Agent-assisted coding environment

Best for: Token-aware research automation, code navigation, and structured tool use.

What works well here

  • Build a small bundle and let the agent read manifest-backed artifacts on demand.
  • Use function-tool or MCP exports when you want the package to explain its own surface to the agent.
  • Keep large files out of chat and let context plans decide what enters the window.

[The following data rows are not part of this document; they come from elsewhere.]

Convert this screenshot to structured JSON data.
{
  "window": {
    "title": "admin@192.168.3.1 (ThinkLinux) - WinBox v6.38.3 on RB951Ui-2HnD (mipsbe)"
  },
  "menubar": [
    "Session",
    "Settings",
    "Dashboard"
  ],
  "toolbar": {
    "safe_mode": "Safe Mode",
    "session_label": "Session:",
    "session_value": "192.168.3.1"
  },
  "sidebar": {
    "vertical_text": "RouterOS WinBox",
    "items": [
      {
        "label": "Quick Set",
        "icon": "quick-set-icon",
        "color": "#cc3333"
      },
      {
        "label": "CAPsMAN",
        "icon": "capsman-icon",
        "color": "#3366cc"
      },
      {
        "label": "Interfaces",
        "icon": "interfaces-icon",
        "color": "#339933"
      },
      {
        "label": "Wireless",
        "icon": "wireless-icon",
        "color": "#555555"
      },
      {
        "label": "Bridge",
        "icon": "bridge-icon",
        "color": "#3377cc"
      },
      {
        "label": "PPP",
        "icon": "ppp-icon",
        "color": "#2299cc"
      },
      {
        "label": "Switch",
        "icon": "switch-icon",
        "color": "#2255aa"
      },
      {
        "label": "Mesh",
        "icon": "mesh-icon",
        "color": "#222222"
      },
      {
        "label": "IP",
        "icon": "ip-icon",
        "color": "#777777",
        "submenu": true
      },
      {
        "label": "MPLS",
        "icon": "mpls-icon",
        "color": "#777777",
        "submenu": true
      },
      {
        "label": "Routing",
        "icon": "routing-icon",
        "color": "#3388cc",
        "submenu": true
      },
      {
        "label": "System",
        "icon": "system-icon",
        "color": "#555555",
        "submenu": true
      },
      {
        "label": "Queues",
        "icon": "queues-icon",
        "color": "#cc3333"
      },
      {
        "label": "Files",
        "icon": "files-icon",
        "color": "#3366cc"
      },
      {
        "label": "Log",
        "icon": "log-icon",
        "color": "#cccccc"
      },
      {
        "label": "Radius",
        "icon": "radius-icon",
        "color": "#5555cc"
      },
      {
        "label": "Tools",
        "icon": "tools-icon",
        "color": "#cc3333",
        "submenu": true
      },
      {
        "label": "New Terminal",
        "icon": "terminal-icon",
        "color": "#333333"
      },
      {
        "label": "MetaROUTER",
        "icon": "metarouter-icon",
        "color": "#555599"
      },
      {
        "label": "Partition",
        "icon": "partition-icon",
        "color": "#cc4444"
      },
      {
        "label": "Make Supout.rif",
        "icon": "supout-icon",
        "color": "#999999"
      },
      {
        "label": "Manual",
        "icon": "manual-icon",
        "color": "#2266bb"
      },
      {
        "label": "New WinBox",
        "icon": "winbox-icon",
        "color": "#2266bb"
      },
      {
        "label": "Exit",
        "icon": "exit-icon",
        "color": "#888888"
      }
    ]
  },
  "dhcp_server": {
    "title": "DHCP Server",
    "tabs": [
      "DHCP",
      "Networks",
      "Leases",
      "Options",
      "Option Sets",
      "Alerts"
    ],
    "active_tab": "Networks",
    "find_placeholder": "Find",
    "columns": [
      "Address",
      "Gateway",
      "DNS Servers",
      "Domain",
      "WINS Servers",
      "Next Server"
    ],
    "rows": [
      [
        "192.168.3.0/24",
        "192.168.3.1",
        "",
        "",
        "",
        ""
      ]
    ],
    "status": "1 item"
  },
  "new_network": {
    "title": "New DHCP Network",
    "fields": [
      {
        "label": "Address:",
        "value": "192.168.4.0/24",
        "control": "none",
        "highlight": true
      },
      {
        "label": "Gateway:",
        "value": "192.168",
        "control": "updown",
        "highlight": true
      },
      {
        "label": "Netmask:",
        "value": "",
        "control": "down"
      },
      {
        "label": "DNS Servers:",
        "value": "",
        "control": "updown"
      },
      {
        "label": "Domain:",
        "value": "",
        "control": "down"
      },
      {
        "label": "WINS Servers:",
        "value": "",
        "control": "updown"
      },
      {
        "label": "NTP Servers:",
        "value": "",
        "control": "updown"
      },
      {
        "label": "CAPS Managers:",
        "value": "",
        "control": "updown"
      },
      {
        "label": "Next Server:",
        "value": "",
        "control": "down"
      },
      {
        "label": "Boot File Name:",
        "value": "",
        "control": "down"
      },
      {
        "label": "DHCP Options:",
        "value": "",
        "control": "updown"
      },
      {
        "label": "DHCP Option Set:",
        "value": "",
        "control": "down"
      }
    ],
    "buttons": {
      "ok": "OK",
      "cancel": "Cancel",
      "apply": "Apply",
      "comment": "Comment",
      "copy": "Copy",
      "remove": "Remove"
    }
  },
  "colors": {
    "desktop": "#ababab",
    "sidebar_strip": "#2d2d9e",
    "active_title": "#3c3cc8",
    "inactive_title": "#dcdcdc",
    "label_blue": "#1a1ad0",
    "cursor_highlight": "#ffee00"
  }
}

Recommended APIs: AgentResearchTaskSpec, build_panel_agent_bundle, build_context_plan, export_openai_function_tools, TSCFBenchMCPServer

Recommended CLI commands

python -m tscfbench make-agent-spec
python -m tscfbench build-agent-bundle
python -m tscfbench export-openai-tools
python -m tscfbench mcp-server

Install extras: core

Cautions

  • Separate planning turns from editing turns if you want tighter control over token usage and tool availability.

Shared server or HPC-style batch environment

Best for: Larger sweeps, heavier optional models, and scheduled benchmarks.

What works well here

  • Use sweep specs to make runs explicit and easy to rerun on another machine.
  • Install only the extras you need for a given benchmark battery.
  • Store JSON results and Markdown summaries as durable artifacts rather than relying on notebook state.

Recommended APIs: SweepMatrixSpec, run_sweep, render_sweep_markdown, install_matrix

Recommended CLI commands

python -m tscfbench make-sweep-spec
python -m tscfbench run-sweep

Install extras: research, forecast

Cautions

  • Third-party deep-learning or Bayesian stacks may have platform-specific dependency constraints.

Teaching and workshop environment

Best for: Live demos, student assignments, and reproducible teaching materials.

What works well here

  • Use canonical snapshot studies so every participant sees the same results.
  • Prefer the CLI and small example scripts for classrooms with mixed Python skill levels.
  • Use docs pages and case studies as the main narrative surface, not only raw API references.

Recommended APIs: list_canonical_studies, CanonicalBenchmarkSpec, render_canonical_markdown

Recommended CLI commands

python -m tscfbench list-canonical-studies
python -m tscfbench run-canonical

Install extras: core

Cautions

  • Keep classroom exercises small and deterministic; save external-package comparisons for advanced sessions.